You’ve probably heard this slogan:

Give a man a fish and you feed him for a day. Teach him how to fish and you feed him for a lifetime.

I tried to think of how we might change that slogan to reflect the thinking underlying the One Laptop Per Child project:

Give a man a fish and you feed him for a day. Give him a Bundt pan and he can bake a cake.

Give a man a fish and you feed him for a day. Give him a GPS and he can find his exact location on the earth.

Give a man a fish and you feed him for a day…

How would you complete that slogan?

More posts in the series A-freakin'«One Laptop Per Child. And then what?One Laptop Per Child. The Emperor’s New Gadget»

8 Comments to “One Laptop Per Child. But no chalkboard in the schoolhouse.”

  1. Peter Kirk says:

    Give a child a laptop and he or she can learn and be envisioned about how to run a fish farm to feed the whole village for many lifetimes. Well, in principle. But I recognise that in practice a lot more than this is needed.

  2. Beyond Words says:

    I’m going to ask my Nigerian guests what they think!

  3. Lingamish says:

    That would be great, Kathy.

  4. Mt.Jeff says:

    Give a man a well and his family can have fresh water every day.
    Give a man a job and he can provide for his family.
    Give a man a tool(plow, hammer, sewing machine, grain mill, etc.) and he can earn a living and gain self respect.

    I agree the OLPC wouldn’t do much good in Dinthi, but there are places where it would help kids with their schooling. Maybe the Bill Gates’s of the world can provide the computers and the rest of us can help with the simpler tools that would improve life in the villages of the world.

  5. Peter Kirk says:

    If you want to build a ship, don’t summon people to buy wood, prepare tools, distribute jobs, and organise the work, rather teach people the yearning for the wide, boundless ocean – Antoine de Saint-Exupery

    I stole this quote from a friend’s Facebook profile. But perhaps it captures some of the vision behind OLPC.

  6. Lingamish says:

    Dad, I like your slogans a lot. The power of the original slogan is that it highlights the difference between “give” and “teach.” It’s the difference between being the recipient of charity and being empowered to improve my own world.
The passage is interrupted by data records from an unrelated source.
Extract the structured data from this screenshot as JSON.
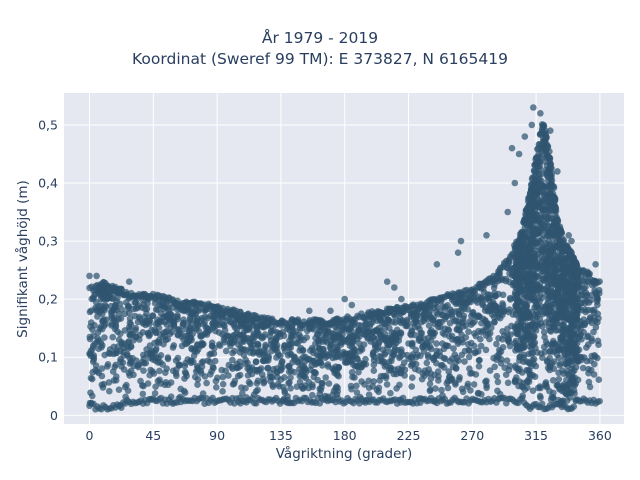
{
  "title_line1": "År 1979 - 2019",
  "title_line2": "Koordinat (Sweref 99 TM): E 373827, N 6165419",
  "marker_color": "#2f5570",
  "plot_bg": "#e5e8f0",
  "grid_color": "#ffffff",
  "chart_data": {
    "type": "scatter",
    "title": "År 1979 - 2019\nKoordinat (Sweref 99 TM): E 373827, N 6165419",
    "xlabel": "Vågriktning (grader)",
    "ylabel": "Signifikant våghöjd (m)",
    "xlim": [
      -18,
      377
    ],
    "ylim": [
      -0.015,
      0.555
    ],
    "xticks": [
      0,
      45,
      90,
      135,
      180,
      225,
      270,
      315,
      360
    ],
    "xtick_labels": [
      "0",
      "45",
      "90",
      "135",
      "180",
      "225",
      "270",
      "315",
      "360"
    ],
    "yticks": [
      0,
      0.1,
      0.2,
      0.3,
      0.4,
      0.5
    ],
    "ytick_labels": [
      "0",
      "0,1",
      "0,2",
      "0,3",
      "0,4",
      "0,5"
    ],
    "grid": true,
    "envelope": {
      "x": [
        0,
        10,
        20,
        30,
        45,
        60,
        90,
        120,
        135,
        150,
        170,
        180,
        200,
        225,
        240,
        255,
        270,
        285,
        295,
        305,
        310,
        315,
        320,
        325,
        330,
        335,
        340,
        345,
        350,
        355,
        360
      ],
      "ymax": [
        0.22,
        0.23,
        0.22,
        0.21,
        0.21,
        0.2,
        0.19,
        0.17,
        0.165,
        0.165,
        0.165,
        0.17,
        0.18,
        0.19,
        0.2,
        0.21,
        0.22,
        0.24,
        0.27,
        0.32,
        0.38,
        0.45,
        0.51,
        0.45,
        0.34,
        0.3,
        0.28,
        0.26,
        0.25,
        0.24,
        0.23
      ],
      "ymin": [
        0.01,
        0.01,
        0.01,
        0.02,
        0.02,
        0.02,
        0.02,
        0.02,
        0.02,
        0.02,
        0.02,
        0.02,
        0.02,
        0.02,
        0.02,
        0.02,
        0.02,
        0.02,
        0.02,
        0.02,
        0.01,
        0.01,
        0.01,
        0.01,
        0.01,
        0.01,
        0.01,
        0.02,
        0.02,
        0.02,
        0.02
      ]
    },
    "outliers": [
      {
        "x": 0,
        "y": 0.24
      },
      {
        "x": 5,
        "y": 0.24
      },
      {
        "x": 28,
        "y": 0.23
      },
      {
        "x": 155,
        "y": 0.18
      },
      {
        "x": 170,
        "y": 0.18
      },
      {
        "x": 180,
        "y": 0.2
      },
      {
        "x": 185,
        "y": 0.19
      },
      {
        "x": 210,
        "y": 0.23
      },
      {
        "x": 215,
        "y": 0.22
      },
      {
        "x": 220,
        "y": 0.2
      },
      {
        "x": 245,
        "y": 0.26
      },
      {
        "x": 260,
        "y": 0.28
      },
      {
        "x": 262,
        "y": 0.3
      },
      {
        "x": 280,
        "y": 0.31
      },
      {
        "x": 295,
        "y": 0.35
      },
      {
        "x": 300,
        "y": 0.4
      },
      {
        "x": 298,
        "y": 0.46
      },
      {
        "x": 303,
        "y": 0.45
      },
      {
        "x": 307,
        "y": 0.48
      },
      {
        "x": 312,
        "y": 0.5
      },
      {
        "x": 313,
        "y": 0.53
      },
      {
        "x": 318,
        "y": 0.52
      },
      {
        "x": 325,
        "y": 0.49
      },
      {
        "x": 330,
        "y": 0.42
      },
      {
        "x": 338,
        "y": 0.31
      },
      {
        "x": 340,
        "y": 0.3
      },
      {
        "x": 357,
        "y": 0.26
      }
    ]
  }
}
    Peter, that’s an amazing quote. Makes me want to get in a boat. Antonio Machado said, “The one who wants to go to sea must not be afraid of drowning.”

  7. Robin Chenoweth says:

    I found your essay on OLPC while looking for information about the mud-wattle construction. Your description of schools in Mozambique almost perfectly matches what I saw recently in Kenya.

    I’ve seen schools just like these in Tanzania and Uganda as well. No blackboards. Walls caving in. Snakes and insects nesting within.

    The wonderful thing is, the kids were still learning inside. They didn’t need whiz-bang technology to do it. They need good teachers. They need books. They need pencils. They need food in their stomachs so they can concentrate.

    I wondered, too, when I heard of OLPC, how long would it take for the laptop to be stolen from homes that are no more secure than the schools? Or for the family to sell it to pay for AIDS or malaria drugs? And what happens when the machines get gummed up with dust that coats everything in sight? For many, many impoverished people, this is a simplistic, though well-intentioned, Western-style band-aid on a huge, open third-world wound.

  8. Janet Porter says:

    I always though this was a good idea and very worthy until hearing from those of you who work in these places. Is there a way for the Bill Gates’ of the world to hear what you are saying? Our view in this country is so naive and so tainted by our own cultural perspective. Thank you for bringing this much needed perspective and “reality check”.